Cinq ans de guerre et un peuple syrien qui ne compte pas


Baudouin Loos
Mis en ligne il y a 5 heures

Le président russe Vladimir Poutine a annoncé le retrait de ses troupes en Syrie, alors que le malheur syrien a 5 ans aujourd’hui. L’édito de Baudouin Loos.

 Vladimir Poutine qui annonce, ce lundi soir, le retrait d’une majeure partie de ses troupes en Syrie, ne vise assurément pas le prix Nobel de la paix, même s’il a tenu à préciser que son armée a permis de relancer le processus de paix entre Syriens. Quand il affirme que la mission de son armée est« globalement terminée » alors qu’il ne s’est même pas sérieusement attaqué à Daesh, on ne peut s’empêcher de penser à George W. Bush qui avait proclamé une bien vantarde et illusoire « mission accomplished » après l’invasion de l’Irak en 2003.

Les prochaines semaines permettront sans doute d’apprécier l’ampleur du retrait militaire russe et de voir s’il (re)met en danger l’allié que Poutine venait de sauver d’une fin funeste, à savoir le dictateur Bachar el-Assad. Cela serait du reste fort étonnant

 En tout cas, le président russe a bien choisi la date de son annonce surprise. Non pas tant en raison des pourparlers qui reprennent à Genève sans beaucoup de conviction. Mais parce qu’elle survient à la veille d’un très lugubre anniversaire.

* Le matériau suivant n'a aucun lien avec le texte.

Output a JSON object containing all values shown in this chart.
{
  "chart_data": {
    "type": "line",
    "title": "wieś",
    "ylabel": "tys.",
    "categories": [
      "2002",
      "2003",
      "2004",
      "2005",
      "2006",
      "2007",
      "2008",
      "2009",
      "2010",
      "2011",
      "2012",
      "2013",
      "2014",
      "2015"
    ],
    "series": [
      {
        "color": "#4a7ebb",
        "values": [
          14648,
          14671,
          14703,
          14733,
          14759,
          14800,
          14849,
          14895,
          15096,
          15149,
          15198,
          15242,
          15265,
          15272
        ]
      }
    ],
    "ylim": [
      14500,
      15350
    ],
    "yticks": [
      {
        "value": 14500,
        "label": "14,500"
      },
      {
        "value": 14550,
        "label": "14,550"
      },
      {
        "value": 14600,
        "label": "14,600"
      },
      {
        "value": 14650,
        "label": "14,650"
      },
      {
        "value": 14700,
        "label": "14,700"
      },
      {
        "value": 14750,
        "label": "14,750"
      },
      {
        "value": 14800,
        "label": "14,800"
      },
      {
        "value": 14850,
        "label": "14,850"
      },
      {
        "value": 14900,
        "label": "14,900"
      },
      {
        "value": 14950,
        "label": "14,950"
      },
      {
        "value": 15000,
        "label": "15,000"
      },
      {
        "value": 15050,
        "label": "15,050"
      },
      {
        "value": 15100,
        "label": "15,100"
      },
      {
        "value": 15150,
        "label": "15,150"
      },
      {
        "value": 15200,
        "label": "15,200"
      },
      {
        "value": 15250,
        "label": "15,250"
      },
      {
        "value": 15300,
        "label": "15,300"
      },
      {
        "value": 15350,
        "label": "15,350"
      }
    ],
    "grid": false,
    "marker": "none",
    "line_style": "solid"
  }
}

Le malheur syrien a en effet cinq ans ce 15 mars. Le « printemps », en Syrie, avait commencé à Damas par des manifestations, pacifiques mais néanmoins stupéfiantes pour beaucoup car sans précédent dans cet univers totalitaire. Trois jours plus tard, celles de Deraa, dans le sud, plus dures car elles protestaient contre des tortures infligées à des adolescents, tournèrent au bain de sang. Une expression qui va rester pertinente jusqu’à nos jours.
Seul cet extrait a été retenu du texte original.